Fenton started making soap in her kitchen during COVID — concoctions of shea butter, cocoa butter, mango butter and avocado oil. At first, she gave it away to neighbors, family and friends. Half a year ago, her girlfriends convinced her to start selling her products at farmer’s markets.

Colorado’s dry. The product worked. But people weren’t buying her Rosemary Soap. 

“No one cared it was vegan, super moisturizing,” she says. 

So she started branding her health products with vulgar names. She dubbed her most popular, a four-butter blend with eucalyptus and menthol, Pendejo. 

A cream-colored bar soap from Snarky Witch Soap called "Cray Cray."
Two of Edith Fenton's soaps with more SFW names.
Snarky Witch Soap
A cream-colored nubby bar of soap from Snarky Witch Soap called "Thirst Trap."
Snarky Witch Soap

“It’s not for your disco stick or your yoohoo,” she says. 

That didn’t stop a customer from using it on his disco stick. 

“I liked it,” he told her. 

“Well, if you like it, I love it,” Fenton responded. “We don’t judge here.” 

Now she sells her crudely named body products at night markets, adult events and LGBTQ fundraisers where she splits the profits. 

She called her store Snarky Witch Soaps. She has an Instagram page and a website

“It makes enough money where I can buy gas,” she says. “I can get my nails done. I'm not stressing my hubs out over little things that make me feel pretty. I don’t want to be poor and look like the troll under the bridge … Can I eat beans and rice and get my nails done? “

Fenton doesn’t know anyone who isn’t struggling — really struggling. 

“You can’t be depressed about it,” she says. “It’s a gorgeous day. Is it a nice day? You know, it’s a nice day, but is it supposed to be a nice day? It’s November. Global warming. It’s 61 degrees and whatever. I’m out here looking cute, none of my winter stuff.”

She takes her wins where she can get them. 
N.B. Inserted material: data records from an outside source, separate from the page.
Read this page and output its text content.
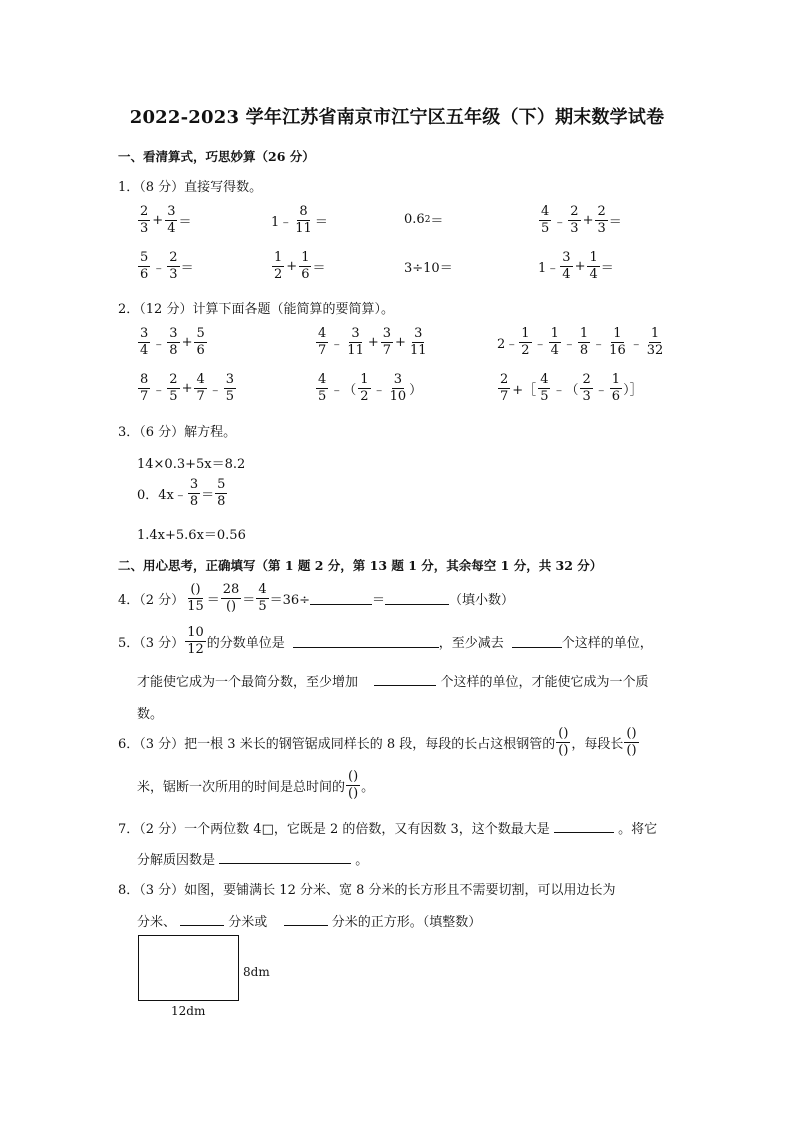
2022-2023 学年江苏省南京市江宁区五年级（下）期末数学试卷
一、看清算式，巧思妙算（26 分）
1．（8 分）直接写得数。
$\frac{2}{3} + \frac{3}{4}$ ＝	1﹣ $\frac{8}{11}$ ＝	0.6 2 ＝	$\frac{4}{5}$ ﹣ $\frac{2}{3} + \frac{2}{3}$ ＝
$\frac{5}{6}$ ﹣ $\frac{2}{3}$ ＝	$\frac{1}{2} + \frac{1}{6}$ ＝	3÷10＝	1﹣ $\frac{3}{4} + \frac{1}{4}$ ＝
2．（12 分）计算下面各题（能简算的要简算）。
$\frac{3}{4}$ ﹣ $\frac{3}{8} + \frac{5}{6}$	$\frac{4}{7}$ ﹣ $\frac{3}{11} + \frac{3}{7} + \frac{3}{11}$	2﹣ $\frac{1}{2}$ ﹣ $\frac{1}{4}$ ﹣ $\frac{1}{8}$ ﹣ $\frac{1}{16}$ ﹣ $\frac{1}{32}$
$\frac{8}{7}$ ﹣ $\frac{2}{5} + \frac{4}{7}$ ﹣ $\frac{3}{5}$	$\frac{4}{5}$ ﹣（ $\frac{1}{2}$ ﹣ $\frac{3}{10}$ ）	$\frac{2}{7}$ +［ $\frac{4}{5}$ ﹣（ $\frac{2}{3}$ ﹣ $\frac{1}{6}$ ）］
3．（6 分）解方程。
14×0.3+5x＝8.2
0．4x﹣ $\frac{3}{8} = \frac{5}{8}$
1.4x+5.6x＝0.56
二、用心思考，正确填写（第 1 题 2 分，第 13 题 1 分，其余每空 1 分，共 32 分）
4．（2 分） $\frac{()}{15} = \frac{28}{()} = \frac{4}{5} =36\div$	＝	（填小数）
5．（3 分） $\frac{10}{12}$ 的分数单位是	，至少减去	个这样的单位，
才能使它成为一个最简分数，至少增加	个这样的单位，才能使它成为一个质
数。
6．（3 分）把一根 3 米长的钢管锯成同样长的 8 段，每段的长占这根钢管的 $\frac{()}{()}$ ，每段长 $\frac{()}{()}$
米，锯断一次所用的时间是总时间的 $\frac{()}{()}$ 。
7．（2 分）一个两位数 4□，它既是 2 的倍数，又有因数 3，这个数最大是	。将它
分解质因数是	。
8．（3 分）如图，要铺满长 12 分米、宽 8 分米的长方形且不需要切割，可以用边长为
分米、	分米或	分米的正方形。（填整数）
8dm
12dm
Fenton’s husband spends $10 to ride the bus and the train to and from his 80-hour week job. Two hours there, two hours back. 

One night, he returned grumbling.

“The bus driver stopped for this homeless man — not at a bus stop,” Fenton remembered him saying. “He just opened the door and let this man on because he’s homeless. Oh, if I’m homeless, I don’t have to pay?” 

“Now, come on,” she had said. “Let’s have a little perspective here.” 

“Yeah, after I said that, I felt bad,” Fenton’s husband replied. “I looked at the guy, and he’s truly, truly homeless. He’s not new homeless. He’s not the nouveau homeless. He’s not those emo-looking kids.”

Fenton’s husband said he could tell the man had mental health issues. He looked grimy — like he had spent years on the streets. 

“Baby,” Fenton replied, “this is his living room for as long as he’s allowed to have it. He’s going to be going on this bus back and forth, literally nowhere in life and nowhere on this bus, whereas you’re going to work.” 

“Yeah, OK,” he said, thinking of their working car, food, clothes and shelter. “I’ve got to count my blessings.”

The couple’s blessings are many, Fenton says. And for now, they’re not suffering like the man on the bus — just struggling. 

“You just got to hang on, because that could be me next week, next year,” Fenton says. “It really could.” 

For now, with her soap company bringing in some money, she can still get her nails painted. The mortgage and the bills, she’ll figure out.